The loss is intended to guide the model to produce a more efficient model for the task at hand. This means that the loss can have factors which do not directly come from the accuracy of the model. One example of such a factor would be weight decay - where the loss value grows if the total magnitude of the weights in the model is large. Weight decay is not related to the answers that the model produces and yet it can have a large influence on the model loss.

25. How can pretrained models help?

A problem may only have a small dataset available. When there is a small dataset it is not possible to train a model from scratch as it would be too specific to that dataset. So instead it would be better to train a base model on a similar task that has a larger dataset, and then refine the base model for the original task.

This is called transfer learning, and it works well. The model that is used as the base model does not have to be trained by the practitioners that are trying to solve the current problem. Instead the model can be trained and then provided for use by others. Such a model is called a pretrained model.

26. What is the “head” of a model?

A model consists of many layers. The majority of layers are concerned with extracting features from the data. The final layers take those features and turn them into a result.

The layers that extract features are collectively called the body, and the final layers that produce the result are called the head.

27. What kinds of features do the early layers of a CNN find? How about the later layers?

The early layers of a CNN find things like colour gradients and lines. The subsequent layers combine these features repeatedly to detect far more complex things such as eyes or textures or writing.

28. Are image models only useful for photos?

If you can represent the data in a “photo like” way then a CNN can be useful for working with it. CNNs have been used to process sound - e.g. determining if a sound is a gunshot. They have also been used to track mouse movements to spot fraud.

29. What is an “architecture”?

The architecture of a model is the specific choice and arrangement of layers that make up the model.

30. What is segmentation?

Segmentation is the process of taking an image and determining which class each pixel belongs to. For example a street scene can be segmented into “sky”, “building”, “pedestrian”, “car”, “road”… etc.

31. What is y_range used for? When do we need it?

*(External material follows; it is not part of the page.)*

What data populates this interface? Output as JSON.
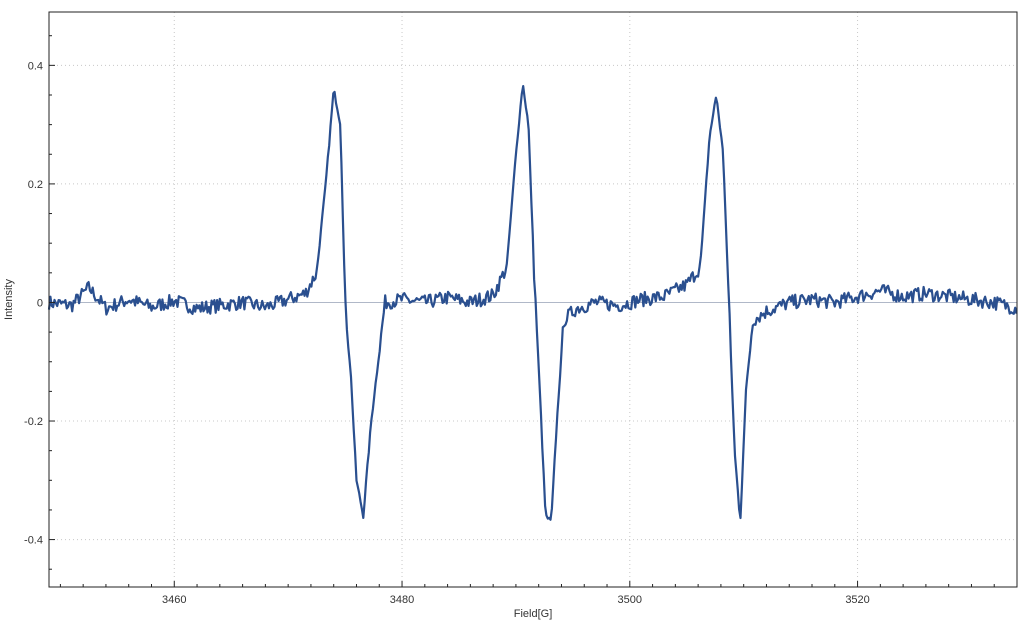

32. What are “hyperparameters”?

Hyperparameters are settings that are used to alter the training of the model that are not the input to the model. For example the degree to which the weights are updated in response to a given loss value.

33. What’s the best way to avoid failures when using AI in an organization?

Know the difference between what you are measuring and what you actually want - in the predictive policing example the measurement was of arrests, but the desire was actually to measure crime.

Carefully roll out the use of any model. Have a time and location limited test with heavy human supervision, or just have the model running alongside a human who is doing the job. Monitor the model to ensure that it is performing the job well. Have a way to abort the rollout if the model is performing poorly.

A successful rollout is not the end. The model may perform well to start with and become worse over time. Make sure the performance is regularly validated.

Always have a way to involve a human to prevent run away automated decision making.

Conclusion

So I’ve watched all of the lesson and answered the questions as well as I can. There are just two that I don’t have answers to.

I think it would be helpful to actually run each of the training types that Jeremy mentions at the end of the lesson and then try to predict an outcome with the trained model.